New jobless claims sank to a six-year low last week, according to the Department of Labor. The number of U.S. workers filing for first-time unemployment benefits fell to 271,000 from a revised 307,000 the prior week.
This was the largest one-week drop since late September, according to Reuters. As a result, initial jobless claims dropped to their lowest level since April 2000, when they were 257,000, the wire service noted. The four-week moving average also fell 12,000, to 299,000, the lowest level since October 2000.

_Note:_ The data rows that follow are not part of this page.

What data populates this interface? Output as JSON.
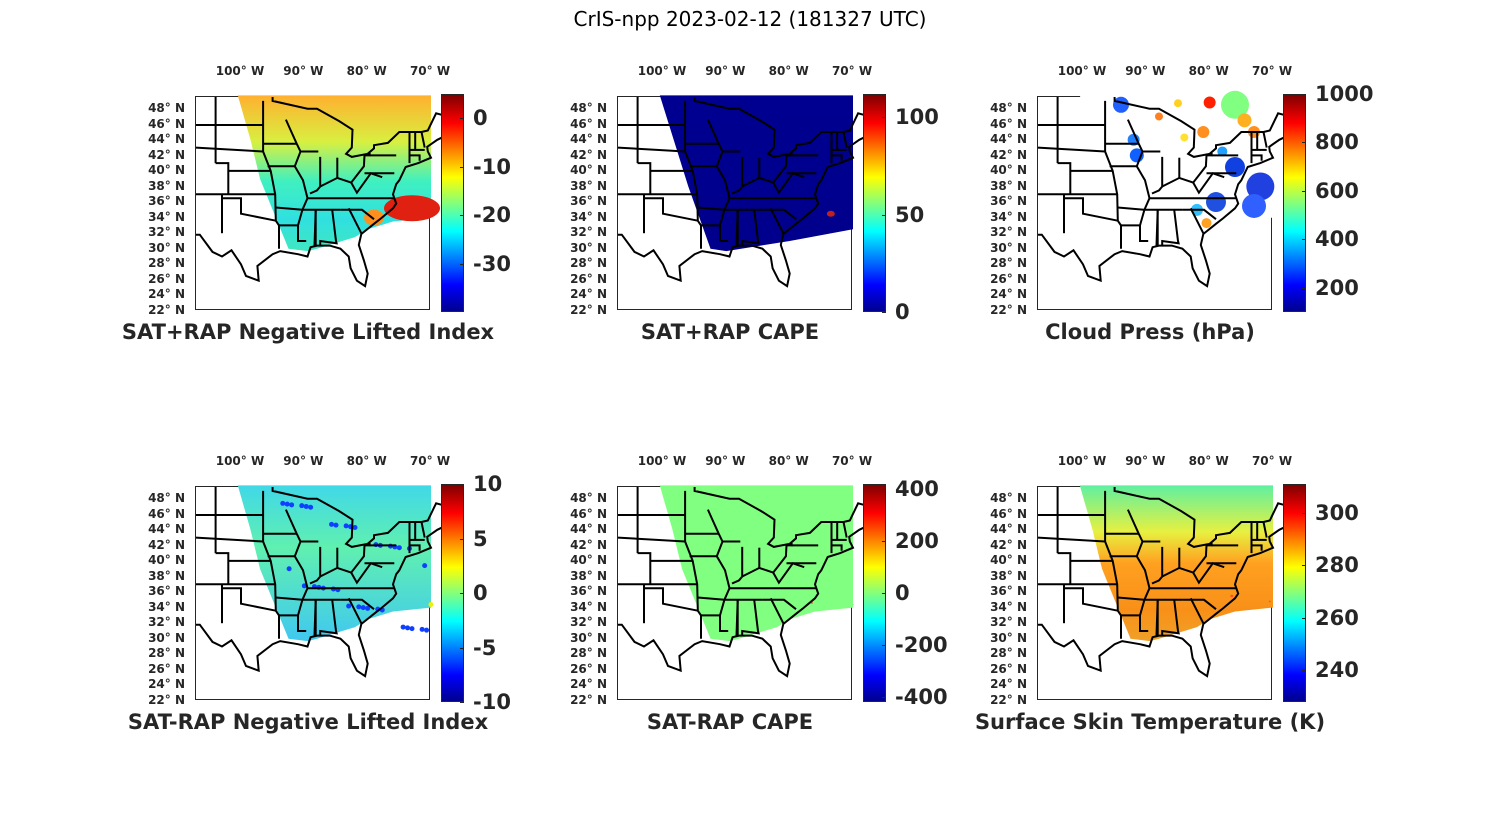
{
  "figure_title": "CrIS-npp 2023-02-12 (181327 UTC)",
  "lon_labels": [
    "100° W",
    "90° W",
    "80° W",
    "70° W"
  ],
  "lat_labels": [
    "48° N",
    "46° N",
    "44° N",
    "42° N",
    "40° N",
    "38° N",
    "36° N",
    "34° N",
    "32° N",
    "30° N",
    "28° N",
    "26° N",
    "24° N",
    "22° N"
  ],
  "chart_data": [
    {
      "type": "heatmap",
      "title": "SAT+RAP Negative Lifted Index",
      "colormap": "jet",
      "clim": [
        -40,
        5
      ],
      "colorbar_ticks": [
        0,
        -10,
        -20,
        -30
      ],
      "colorbar_tick_labels": [
        "0",
        "-10",
        "-20",
        "-30"
      ]
    },
    {
      "type": "heatmap",
      "title": "SAT+RAP CAPE",
      "colormap": "jet",
      "clim": [
        0,
        112
      ],
      "colorbar_ticks": [
        100,
        50,
        0
      ],
      "colorbar_tick_labels": [
        "100",
        "50",
        "0"
      ]
    },
    {
      "type": "heatmap",
      "title": "Cloud Press (hPa)",
      "colormap": "jet",
      "clim": [
        100,
        1000
      ],
      "colorbar_ticks": [
        1000,
        800,
        600,
        400,
        200
      ],
      "colorbar_tick_labels": [
        "1000",
        "800",
        "600",
        "400",
        "200"
      ]
    },
    {
      "type": "heatmap",
      "title": "SAT-RAP Negative Lifted Index",
      "colormap": "jet",
      "clim": [
        -10,
        10
      ],
      "colorbar_ticks": [
        10,
        5,
        0,
        -5,
        -10
      ],
      "colorbar_tick_labels": [
        "10",
        "5",
        "0",
        "-5",
        "-10"
      ]
    },
    {
      "type": "heatmap",
      "title": "SAT-RAP CAPE",
      "colormap": "jet",
      "clim": [
        -420,
        420
      ],
      "colorbar_ticks": [
        400,
        200,
        0,
        -200,
        -400
      ],
      "colorbar_tick_labels": [
        "400",
        "200",
        "0",
        "-200",
        "-400"
      ]
    },
    {
      "type": "heatmap",
      "title": "Surface Skin Temperature (K)",
      "colormap": "jet",
      "clim": [
        228,
        311
      ],
      "colorbar_ticks": [
        300,
        280,
        260,
        240
      ],
      "colorbar_tick_labels": [
        "300",
        "280",
        "260",
        "240"
      ]
    }
  ]
}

Pierre Ellis, senior economist at Decision Economics in New York, told Reuters: “There was a big decline in new claims and a very large drop in the number of continuing claims….This is a volatile series, so there is the potential that claims could rise next week. But the bottom line is the labor market is not weakening and is probably strengthening.”

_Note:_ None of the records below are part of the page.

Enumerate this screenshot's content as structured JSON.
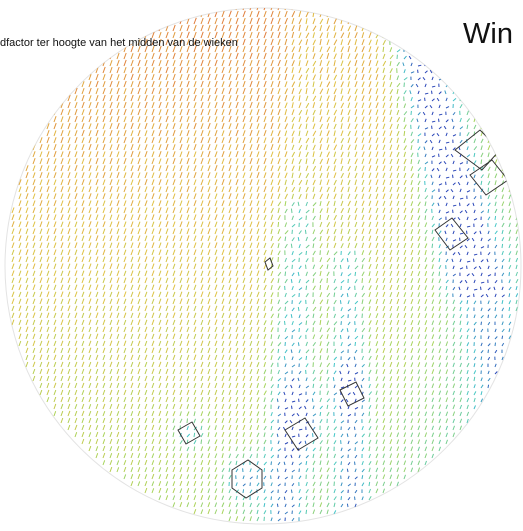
{
  "figure": {
    "title": "Win",
    "caption": "dfactor ter hoogte van het midden van de wieken"
  },
  "legend_colors": {
    "high": "#e07a3a",
    "upper_mid": "#e0c040",
    "mid": "#a6d45a",
    "lower_mid": "#43c6c8",
    "low": "#2a46b8",
    "building_outline": "#333333"
  }
}
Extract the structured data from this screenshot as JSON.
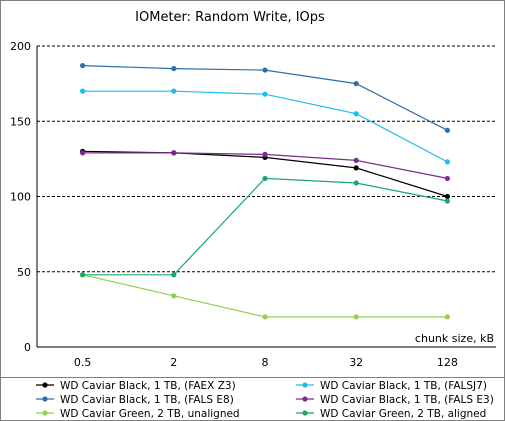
{
  "chart_data": {
    "type": "line",
    "title": "IOMeter: Random Write, IOps",
    "xlabel": "chunk size, kB",
    "ylabel": "",
    "x": [
      "0.5",
      "2",
      "8",
      "32",
      "128"
    ],
    "ylim": [
      0,
      200
    ],
    "yticks": [
      0,
      50,
      100,
      150,
      200
    ],
    "grid": "horizontal-dashed",
    "legend_position": "bottom",
    "series": [
      {
        "name": "WD Caviar Black, 1 TB, (FAEX Z3)",
        "color": "#000000",
        "values": [
          130,
          129,
          126,
          119,
          100
        ]
      },
      {
        "name": "WD Caviar Black, 1 TB, (FALSJ7)",
        "color": "#1ebdf0",
        "values": [
          170,
          170,
          168,
          155,
          123
        ]
      },
      {
        "name": "WD Caviar Black, 1 TB, (FALS E8)",
        "color": "#2e6fa8",
        "values": [
          187,
          185,
          184,
          175,
          144
        ]
      },
      {
        "name": "WD Caviar Black, 1 TB, (FALS E3)",
        "color": "#7b2d8e",
        "values": [
          129,
          129,
          128,
          124,
          112
        ]
      },
      {
        "name": "WD Caviar Green, 2 TB, unaligned",
        "color": "#92d050",
        "values": [
          48,
          34,
          20,
          20,
          20
        ]
      },
      {
        "name": "WD Caviar Green, 2 TB, aligned",
        "color": "#1aa86b",
        "values": [
          48,
          48,
          112,
          109,
          97
        ]
      }
    ]
  }
}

Also encouraging: The number of people still on the jobless rolls after their first week of receiving aid dropped by 158,000, to 2.53 million, in the seven days ended January 7, the latest week for which this data is available.
Housing starts, on the other hand, fell 8.9 percent in December, to an annual rate of 1.933 million units, which was below Wall Street estimates. This could suggest a slowdown in the overall market.
“As long as mortgage rates don’t spike, we might expect a slow moderation in the market,” Joel Naroff, chief economist at Naroff Economic Advisors, told Reuters. “But if rates do pop, watch out.”